A small number of officials from Western countries and the Association of South East Asian Nations (ASEAN) were invited to attend the polls but given only a few days to prepare. They called themselves “visitors” rather than observers.
“Whatever irregularities we saw ... did not seem to be out of bad will or intentions. It was more lack of experience or knowledge,” said EU delegate Malgorzata Wasilewska, adding that irregularities could still occur in the counting process.
The 2010 election was condemned as rigged to favor the USDP, a party formed by the junta before it ceded power a year ago. The USDP is by far the biggest party in the legislature.
The NLD boycotted that vote. But just as Myanmar is changing, so too is Suu Kyi. Many see her now, at 66, as more politically astute, more realistic and ready to compromise. She has described Thein Sein as “honest” and “sincere” and accepted his appeal for the NLD to take part.
Her top priorities, she says, are introducing the rule of law, ending long-simmering ethnic insurgencies and amending the 2008 constitution that ensures the military retains a political stake and its strong influence over the country.
Many expect Suu Kyi to exert considerable influence and some wonder if conservatives would dare oppose her ideas in parliament given her popularity, especially ahead of a general election in 2015. Many MPs want to be seen aligned with her, basking in her popular support.
The election has not gone smoothly.
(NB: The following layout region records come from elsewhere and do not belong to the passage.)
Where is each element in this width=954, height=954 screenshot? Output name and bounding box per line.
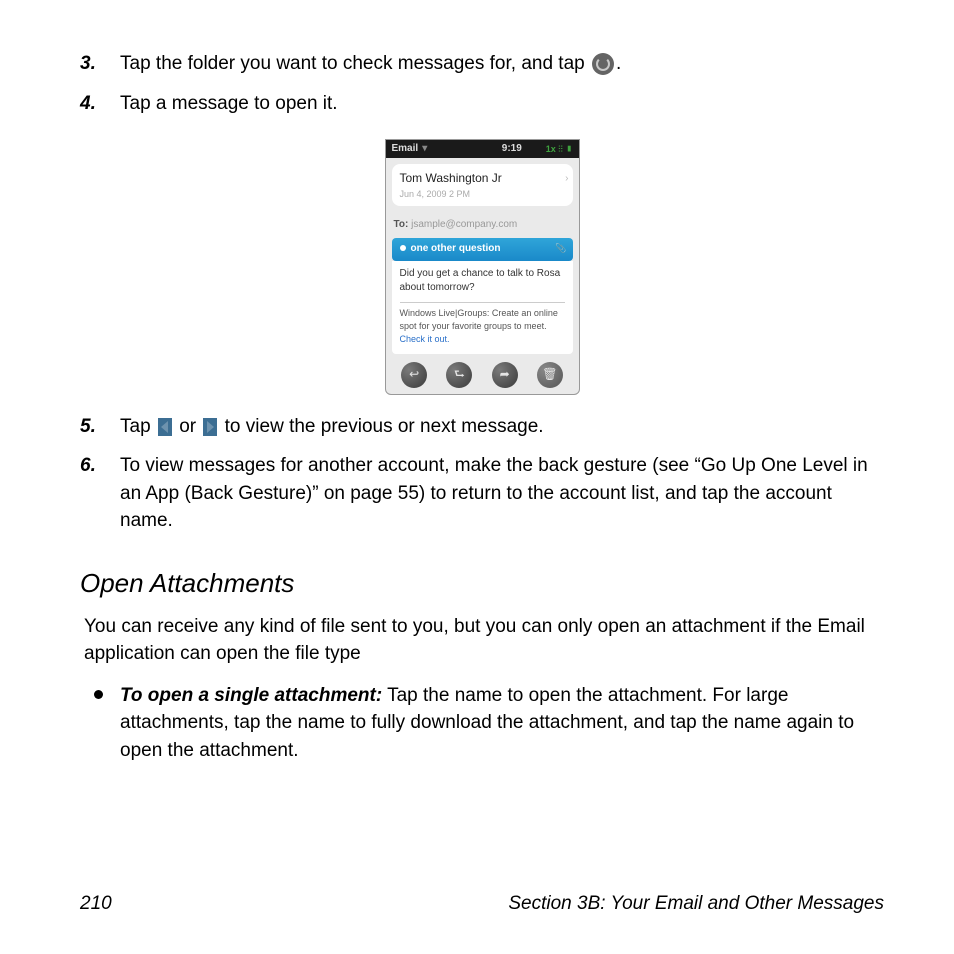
section-heading-open-attachments: Open Attachments [80, 565, 884, 603]
ad-link[interactable]: Check it out. [400, 334, 450, 344]
signal-icon: 1x ⫶⫶ ▮ [546, 143, 573, 156]
refresh-icon [592, 53, 614, 75]
step-text: Tap [120, 416, 156, 437]
reply-all-icon[interactable]: ⮑ [446, 362, 472, 388]
step-text: To view messages for another account, ma… [120, 455, 868, 531]
sender-card: Tom Washington Jr Jun 4, 2009 2 PM › [392, 164, 573, 205]
to-row: To: jsample@company.com [386, 212, 579, 239]
bullet-strong: To open a single attachment: [120, 685, 382, 706]
subject-bar: one other question 📎 [392, 238, 573, 261]
to-value: jsample@company.com [411, 219, 517, 230]
section-lead: You can receive any kind of file sent to… [84, 613, 884, 668]
expand-chevron-icon: › [565, 172, 568, 187]
step-number: 6. [80, 452, 96, 480]
step-text: Tap the folder you want to check message… [120, 53, 590, 74]
step-5: 5. Tap or to view the previous or next m… [80, 413, 884, 453]
body-text: Did you get a chance to talk to Rosa abo… [400, 267, 565, 296]
step-number: 5. [80, 413, 96, 441]
to-label: To: [394, 219, 409, 230]
step-number: 4. [80, 90, 96, 118]
step-text: to view the previous or next message. [219, 416, 543, 437]
step-6: 6. To view messages for another account,… [80, 452, 884, 547]
step-4: 4. Tap a message to open it. [80, 90, 884, 130]
dropdown-chevron-icon: ▾ [422, 142, 427, 157]
next-arrow-icon [203, 418, 217, 436]
step-text: or [174, 416, 201, 437]
previous-arrow-icon [158, 418, 172, 436]
steps-list-bottom: 5. Tap or to view the previous or next m… [80, 413, 884, 547]
page-number: 210 [80, 890, 112, 918]
phone-frame: Email ▾ 9:19 1x ⫶⫶ ▮ Tom Washington Jr J… [385, 139, 580, 395]
message-body: Did you get a chance to talk to Rosa abo… [392, 261, 573, 354]
step-3: 3. Tap the folder you want to check mess… [80, 50, 884, 90]
phone-time: 9:19 [502, 142, 522, 157]
ad-block: Windows Live|Groups: Create an online sp… [400, 302, 565, 346]
bullet-item: To open a single attachment: Tap the nam… [80, 682, 884, 765]
sender-meta: Jun 4, 2009 2 PM [400, 188, 565, 201]
subject-text: one other question [411, 243, 501, 254]
reply-icon[interactable]: ↩ [401, 362, 427, 388]
ad-text: Windows Live|Groups: Create an online sp… [400, 308, 558, 331]
forward-icon[interactable]: ➦ [492, 362, 518, 388]
delete-icon[interactable]: 🗑 [537, 362, 563, 388]
phone-status-bar: Email ▾ 9:19 1x ⫶⫶ ▮ [386, 140, 579, 158]
phone-screenshot-figure: Email ▾ 9:19 1x ⫶⫶ ▮ Tom Washington Jr J… [385, 139, 580, 395]
step-number: 3. [80, 50, 96, 78]
phone-app-label: Email [392, 142, 419, 157]
sender-name: Tom Washington Jr [400, 170, 565, 187]
attachment-icon: 📎 [555, 242, 566, 255]
section-label: Section 3B: Your Email and Other Message… [508, 890, 884, 918]
bullet-list: To open a single attachment: Tap the nam… [80, 682, 884, 765]
steps-list-top: 3. Tap the folder you want to check mess… [80, 50, 884, 129]
step-text: Tap a message to open it. [120, 93, 338, 114]
unread-dot-icon [400, 245, 406, 251]
step-text-after: . [616, 53, 621, 74]
phone-toolbar: ↩ ⮑ ➦ 🗑 [386, 354, 579, 394]
page-footer: 210 Section 3B: Your Email and Other Mes… [80, 890, 884, 918]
Suu Kyi has suffered sickness and accused rivals of vandalizing NLD posters, padding electoral registers and “many, many cases of intimidation.”
Some of these infractions, however, are quite minor compared with elections elsewhere in Southeast Asia, where vote-buying and even assassinations are common.
On Friday the NLD said a betel nut had been catapulted at one of its candidates and a haystack set on fire close to where another was due to give a speech. It made fresh claims of irregularities on Sunday, alleging coercion by the USDP and damage of ballot papers.
Some critics say Suu Kyi is working too closely with a government stacked with the same former generals who persecuted dissidents, and fear she is being exploited to persuade the West to end sanctions and make the legislature appear effective. Others have almost impossibly high hopes for her to accelerate reforms once she enters parliament.
“Too many expectations are dangerous,” says Ko Ko Gyi, a former political prisoner. “She is not a magician.”
Some U.S. restrictions such as visa bans and asset freezes could be lifted quickly if the election goes smoothly, diplomats say, while the EU may end its ban on investment in timber and the mining of gemstones and metals.
But some critics say sanctions should remain in place to encourage more reforms and ensure all political prisoners are freed and bloody conflicts with ethnic militias cease.
“Giving the NLD the ability to win an extremely limited number of seats in parliament is not enough,” said Joe Crowley, who in January made the first visit to Myanmar by a U.S. congressman in 12 years. “Now is not the time for the international community to rush toward lifting pressure on Burma.”